2015年2月22日日曜日

第112回:「鉄のあけぼの」黒木 亮

レーティング:★★★★★★☆

久々の黒木さんの作品です。元々週刊エコノミストに連載された一冊で、私は文庫本(上下2冊構成)で読みました。レーティングについて言えば、昔の話と切ってしまえばそれで終わりかもしれませんが、とても真摯で胸を打つ戦前・戦中・戦後の一大経済叙事詩であり、西山弥太郎という日本の産業人の中でも特筆すべき一人の一代記となっており、後世に読み継がれてほしいと思える一作です。黒木さんのエンターテイメント性が強い作品とは完全に一線を画した本格的な経済ノンフィクションであり、著者の力量をまざまざと見せつけられた一冊です。

舞台は川崎製鉄(現在はNKK(日本鋼管)との統合を経てJFEスチール)です。元々川崎造船の一部門としてスタートしますが、殖産興業の流れ、また戦前の軍拡の中で鉄の需要は大きく伸びた時代に、西山弥太郎は冶金学科を卒業、入社します。寝ても覚めても研究しているか、現場に出ているかというエンジニアだったようで、その博識ぶり、徹底した研究姿勢、更に現場で解決していくという姿勢など、若いころから特筆すべき働きを残しています。また、凄いことに会計や経済といったことも旺盛に勉強を重ね、経営者としても遅咲きながらぐんぐんと成長し、大胆なビジョンを打ち立て、大きな人間性で周りを巻き込んでいっていることです。

詳細はあまり書くと面白くないので差し控えますが、その間には空襲等による製造設備の喪失、肉親の早すぎる死(この下りは涙なくして読めません)、官民からの目に見えぬ圧力が絶え間なくふりかかりますが、強い信念と明るさで突破していくところが印象的です。戦後は公職追放で(西山さん自身も危うい立場に居たようですが)多くの重役が抜ける中で川崎重工のトップにという話もあったようですが、タイトルのとおり鉄に一筋だった西山さんはあくまで鉄に拘り、分社化をして川崎製鉄のトップとして辣腕をふるっていきます。世界銀行からも資金をたびたび引いていたというのも全く知りませんでした。

解説にも書かれていますが、同世代の経営者(例えば松下幸之助、本田宗一郎)などに比べてサラリーマン経営者ですし、著名ではなく(私も本書で初めて知りました)、言って見れば地味な存在かもしれません。しかしながら、その(個人としても会社としても)苦闘の歴史があり、更に西山さんの日本内外のために鉄を作るという気迫が胸に迫ります。
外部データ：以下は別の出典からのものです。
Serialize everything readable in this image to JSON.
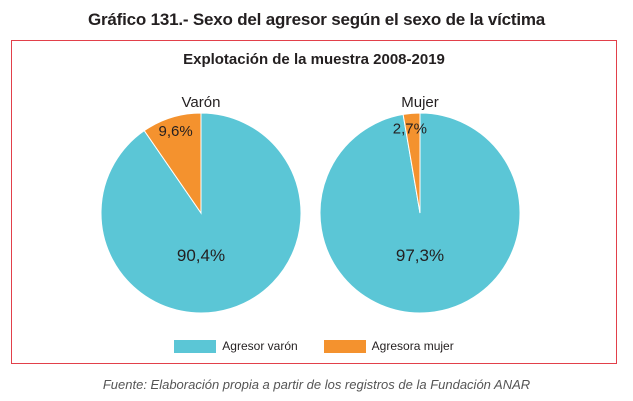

こういう熱い経営者やその仲間の闘いの上に各社の歴史があると思うのととても不思議でありがたい感じがします。また、こういう優れた経営者に着目し、その足跡を掘り起こしたうえで丹念かつ冷静に描写していく黒木さんの努力にも頭が下がるものがあります。日本産業史を知る上でもとても素晴らしい一冊ですので、強くお勧めです。

2015年2月18日水曜日

第111回:「坐禅のすすめ」平井 正修

レーティング:★★★★★☆☆

前回に続いて仏教関係の一冊です。他に1冊併読しているのですが、経済関係の上下巻なので結構時間がかかります。

さて、本書は臨済宗全生庵の住職が書かれた優しい坐禅の入門、といった本です。前回レビューしたものは禅というものはなにか、初心とはなにか、ということでしたので、それを読んでからのこの一冊はとても理解しやすいものでした。活字が大きく、一つのチャプターが3~4ページととても読みやすいのですらすら読める半面、がっつりと禅というものを理解するには向いている本ではありません。

禅や坐禅で面白いと思える考えは、「余計なものを捨てる」、「開き直る」、「強さよりしなやかさ」といった点を強調し、さらに頭でっかちな理解ではなく、ひたすらに実践を求め、耳学問となることを厳に戒めているところです。どちらかというとまず理性的になにかを理解したい、と感じてしまう性質なので、アプローチが新鮮です。ぜひ、禅の入門書と合わせて読まれることをお勧めします。全生庵、一度行ってみたいものです。